The products you specify--and how you structure your specs--have enduring impact on your building's occupants, the community where the product is made, and the workers who install it. We’ll share lessons learned about screening and choosing products employing the most rigorous material vetting standards in green building certifications. Where do you focus and where should you not? This session will coach designers in approaches and procedures to make any project healthier through careful materials selection. And while it's not designed to get you through the LBC Materials Petal, it will undoubtedly help.

The Drawbacks of Breathing: Nighttime Carbon Dioxide Levels in New England Bedrooms

During the 2016-17 heating season, we tested the indoor air quality in the bedrooms of 22 Vermont homes spanning a wide range of size, age, airtightness, heating system type, and occupancy. Most exceeded twice the 1000ppm threshold for carbon dioxide (CO2) often targeted by energy and ventilation standards. An investigation of cause and effect led to a clear culprit. You will also learn about the latest research on the impacts of CO2 and other pollutants in our homes, see real-world data on the ability of centralized and distributed ventilation systems to tackle these problems, and hear about best practices for design and commissioning of ventilation in new and existing homes.

The Great Indoors: Green Building and Health Outcomes

As the green building movement matures, a stronger focus is evolving on short-term and long-term occupant health impacts. The Harvard T.H. Chan School of Public Health evaluated the health outcomes associated with living in new green housing, and the research revealed significant improvements in health among residents who moved from the existing housing into the green units. In this session, we will provide strong evidence that green interventions not only improve the environmental performance of housing, but also tackle major public health challenges in low-income communities.

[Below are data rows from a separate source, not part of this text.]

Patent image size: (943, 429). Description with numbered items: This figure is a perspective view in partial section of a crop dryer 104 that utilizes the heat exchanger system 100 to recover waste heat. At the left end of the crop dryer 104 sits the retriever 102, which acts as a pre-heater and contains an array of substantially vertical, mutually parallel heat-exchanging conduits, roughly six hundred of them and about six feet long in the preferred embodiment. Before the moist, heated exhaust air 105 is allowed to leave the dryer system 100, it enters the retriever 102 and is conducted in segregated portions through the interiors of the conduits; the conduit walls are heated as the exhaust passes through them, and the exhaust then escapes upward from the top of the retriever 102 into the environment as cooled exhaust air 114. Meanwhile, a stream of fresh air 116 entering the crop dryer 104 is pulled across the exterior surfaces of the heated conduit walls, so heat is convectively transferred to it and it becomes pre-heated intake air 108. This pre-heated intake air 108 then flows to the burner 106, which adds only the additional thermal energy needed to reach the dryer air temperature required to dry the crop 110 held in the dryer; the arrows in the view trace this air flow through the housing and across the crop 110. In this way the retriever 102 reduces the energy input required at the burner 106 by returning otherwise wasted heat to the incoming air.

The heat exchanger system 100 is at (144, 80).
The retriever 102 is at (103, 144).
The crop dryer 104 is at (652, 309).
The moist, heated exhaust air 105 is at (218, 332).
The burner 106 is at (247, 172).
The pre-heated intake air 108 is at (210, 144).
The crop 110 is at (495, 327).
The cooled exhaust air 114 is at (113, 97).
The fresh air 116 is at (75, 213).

The Future City: An Integrated Ecosystem

The city is an important scale for holistic innovation that can play a major role in global decarbonization. Practitioners can learn to optimize this scale to integrate building-level, streetscape-level, and community-level clean energy ingenuity. Audience members will interact with: a community psychologist who has used a whole systems approach to shape our culture and places for decades; a regional practitioner who helps to usher in smart-city innovation; and a state agency that is working to foster community public-private microgrids. Each participant will leave with 3 action steps to implement a city-scale measure in their ecosystem.

Meeting the Demands of Healthier Buildings: How to Navigate Building Product Certifications

A building or home cannot begin to be deemed healthy if its building blocks – both the material used for exterior construction and the elements used to build and decorate the interior – aren’t healthy to begin with. Identifying healthy products is made easier with a wealth of new tools and certification programs that are being implemented, but that variety also creates confusion over what each program brings to the table and how that meets the needs of the user. This session will review the different product certifications in use, identify their main priorities, and show how to search for them online.